Jack in the Box15 Dec 2008
Wow, some very interesting new data points on how ESRI is positioning itself in the marketplace relative to open source in a new interview of ESRI monarch Jack Dangermond at CRBonline.
Q. What is your attitude towards open source?
A. ESRI is philosophically very supportive of the open source movement and we have engineered our tools so they live inside an open source sandwich. They run on Linux and other open source systems. We have some significant components of our tools that are open source such as Spatial Statistics, which we purposefully kept in Python open source environments.
First, some interpretation. What is this “open source sandwich” and where can I get one, I’m feeling hungry! I assume the reference is to a deployment architecture where the base layers of operating system (Linux) and database (PostgreSQL) are open source, the middle tier application server (ESRI ArcServer) is not, and the user interface layer (Openlayers? ExtJS?) is open source.
The subtext is that ESRI is not so interested in controlling the whole stack, soup-to-nuts, anymore, which of course is not all true. ArcMap still really requires ArcServer (née ArcSDE) for direct database editing – even if you “direct connect” to your Oracle Spatial or PostGIS you need the ArcServer license. For many ArcMap customers, “what works with ArcMap” is still the first and only question driving purchasing decisions, and the answer to the question remains “another product from ESRI”. However, in places where they don’t have their customers’ balls in a vice (server-side, web services), ESRI is being forced to integrate better with third party software. Thank you, market discipline.
Q. Do you face much competition from open source?
A. I don’t think we do. It’s a political movement as well as a technical effort. People who buy our products don’t typically want to buy open source because they want to acquire total integrated support for their mission critical applications. Do we want ambulance dispatch running on a system that’s not as well supported? Arguably a commercial product can bring about better support these days, maybe that won’t be the case in the future. But at this point our general philosophy is that we like the open source movement, we not challenging it, or challenged by it, and we welcome it into the geospatial community because it’s a hotbed of open research that we benefit from and like to contribute to.
Shades of Microsoft, an enjoyable icing of FUD, and a roadmap for open source competitors, should they be willing to follow it.
Would you buy software
from this man?
We start with “it’s a political movement”, almost a non-sequitur, but the point is to tie open source in readers’ minds to very political folks like Richard Stallman, the Barry Goldwater (“extremism in the defense of liberty is no vice”) of open source.

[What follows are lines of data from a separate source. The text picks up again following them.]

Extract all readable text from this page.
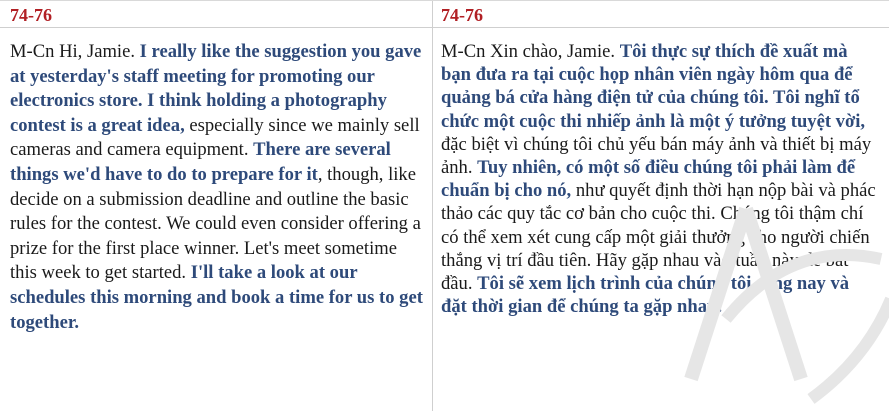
74-76

M-Cn Hi, Jamie. I really like the suggestion you gave at yesterday's staff meeting for promoting our electronics store. I think holding a photography contest is a great idea, especially since we mainly sell cameras and camera equipment. There are several things we'd have to do to prepare for it, though, like decide on a submission deadline and outline the basic rules for the contest. We could even consider offering a prize for the first place winner. Let's meet sometime this week to get started. I'll take a look at our schedules this morning and book a time for us to get together.

74-76

M-Cn Xin chào, Jamie. Tôi thực sự thích đề xuất mà bạn đưa ra tại cuộc họp nhân viên ngày hôm qua để quảng bá cửa hàng điện tử của chúng tôi. Tôi nghĩ tổ chức một cuộc thi nhiếp ảnh là một ý tưởng tuyệt vời, đặc biệt vì chúng tôi chủ yếu bán máy ảnh và thiết bị máy ảnh. Tuy nhiên, có một số điều chúng tôi phải làm để chuẩn bị cho nó, như quyết định thời hạn nộp bài và phác thảo các quy tắc cơ bản cho cuộc thi. Chúng tôi thậm chí có thể xem xét cung cấp một giải thưởng cho người chiến thắng vị trí đầu tiên. Hãy gặp nhau vào tuần này để bắt đầu. Tôi sẽ xem lịch trình của chúng tôi sáng nay và đặt thời gian để chúng ta gặp nhau.
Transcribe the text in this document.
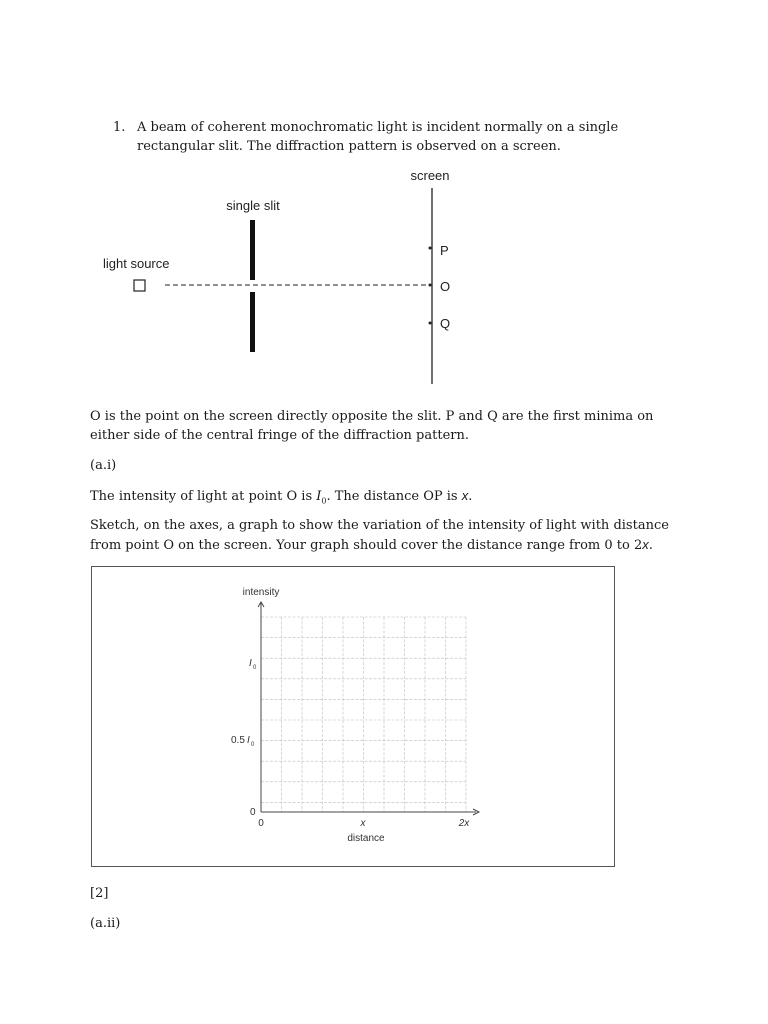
1. A beam of coherent monochromatic light is incident normally on a single
rectangular slit. The diffraction pattern is observed on a screen.
screen
single slit
light source
P
O
Q
O is the point on the screen directly opposite the slit. P and Q are the first minima on
either side of the central fringe of the diffraction pattern.
(a.i)
The intensity of light at point O is $I_0$. The distance OP is x.
Sketch, on the axes, a graph to show the variation of the intensity of light with distance
from point O on the screen. Your graph should cover the distance range from 0 to 2x.
intensity
distance
I 0
0.5 I 0
0
0	x	2x
[2]
(a.ii)
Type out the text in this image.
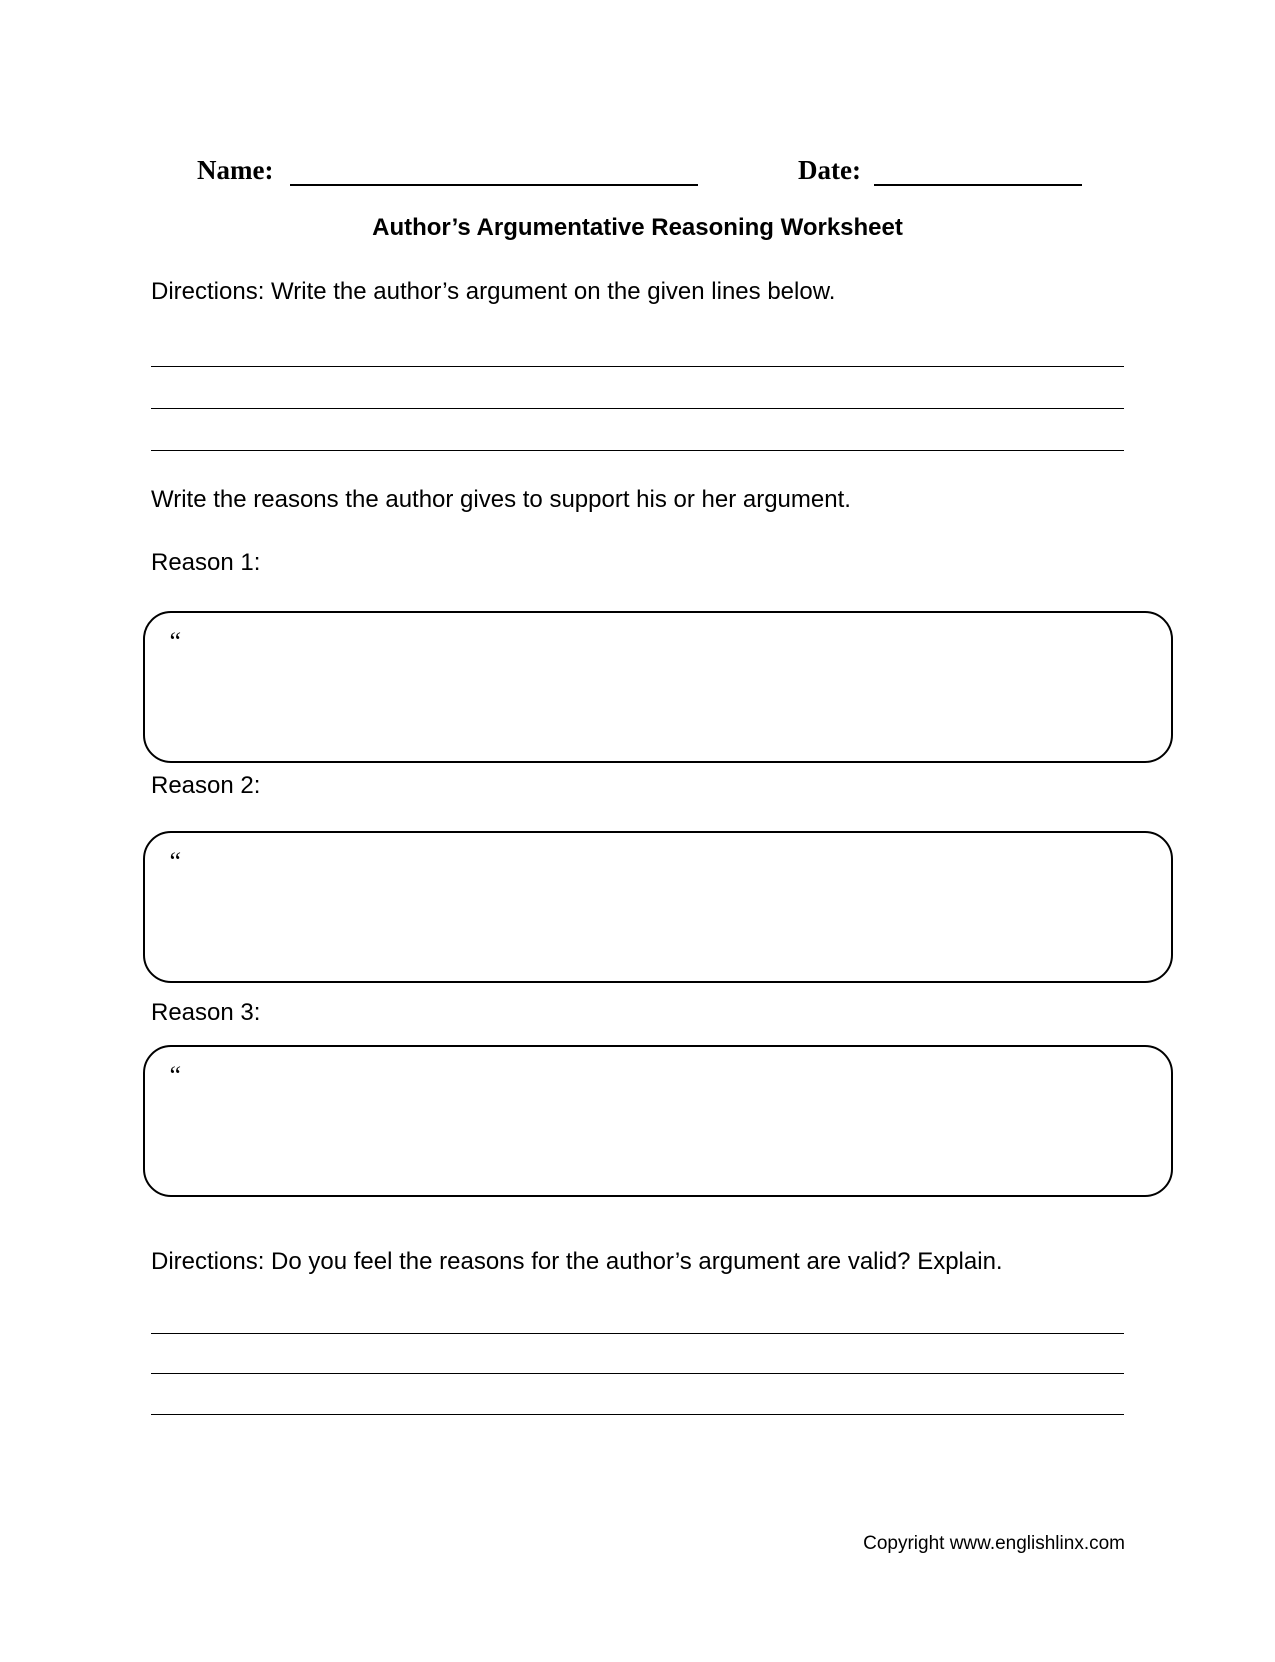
Name:	Date:
Author’s Argumentative Reasoning Worksheet
Directions: Write the author’s argument on the given lines below.
Write the reasons the author gives to support his or her argument.
Reason 1:
“
Reason 2:
“
Reason 3:
“
Directions: Do you feel the reasons for the author’s argument are valid? Explain.
Copyright www.englishlinx.com
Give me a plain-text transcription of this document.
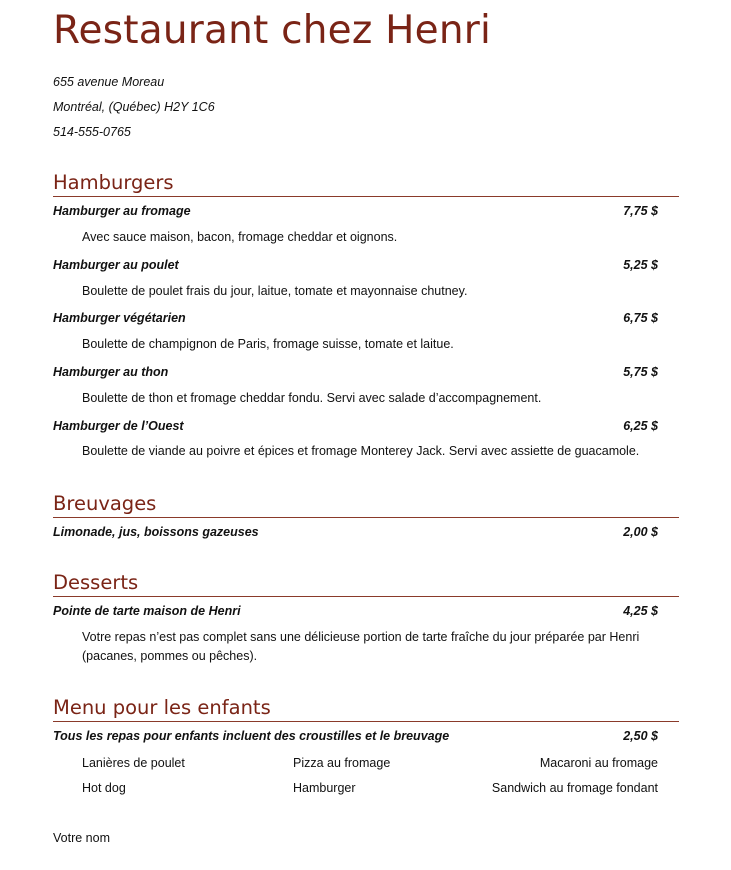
Restaurant chez Henri
655 avenue Moreau
Montréal, (Québec) H2Y 1C6
514-555-0765
Hamburgers
Hamburger au fromage	7,75 $
Avec sauce maison, bacon, fromage cheddar et oignons.
Hamburger au poulet	5,25 $
Boulette de poulet frais du jour, laitue, tomate et mayonnaise chutney.
Hamburger végétarien	6,75 $
Boulette de champignon de Paris, fromage suisse, tomate et laitue.
Hamburger au thon	5,75 $
Boulette de thon et fromage cheddar fondu. Servi avec salade d’accompagnement.
Hamburger de l’Ouest	6,25 $
Boulette de viande au poivre et épices et fromage Monterey Jack. Servi avec assiette de guacamole.
Breuvages
Limonade, jus, boissons gazeuses	2,00 $
Desserts
Pointe de tarte maison de Henri	4,25 $
Votre repas n’est pas complet sans une délicieuse portion de tarte fraîche du jour préparée par Henri (pacanes, pommes ou pêches).
Menu pour les enfants
Tous les repas pour enfants incluent des croustilles et le breuvage	2,50 $
Lanières de poulet	Pizza au fromage	Macaroni au fromage
Hot dog	Hamburger	Sandwich au fromage fondant
Votre nom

This is much in the tradition of Microsoft’s early positioning against open source, which was to highlight the GPL and Free Software Foundation as much as possible – pick the face most objectionable to mainstream customers, point and say “that there is open source, you really want some of that?!”
Having intimated that open source is anarchist basement hackers (incidentally, our own tendency to speak about an “open source movement” plays into this harmful connotative framework), Jack moves to the meat of his argument, that ESRI provides “total integrated support” and open source does not. Attempting to rub salt in the wounds, he tosses in an ambulance dispatch example (Jack, I want my ambulance dispatch running on a system that, first and foremost, works).
Of course, to believe that ESRI has an advantage in the realm of “total integrated support”, you have to first believe that the support available from ESRI is worth paying money for.
Most important, Jack is ceding arguments about technical superiority here. It’s not about software anymore, it’s about support. And the gauntlet is thrown down – if your company can create a credible open source whole product you can play with the big boys. Mind you, a good deal of the psychological comfort decision makers draw from things like “support contracts” comes from enterprise size, and there’s a serious chicken-and-egg problem to be dealt with there for open source enterprises.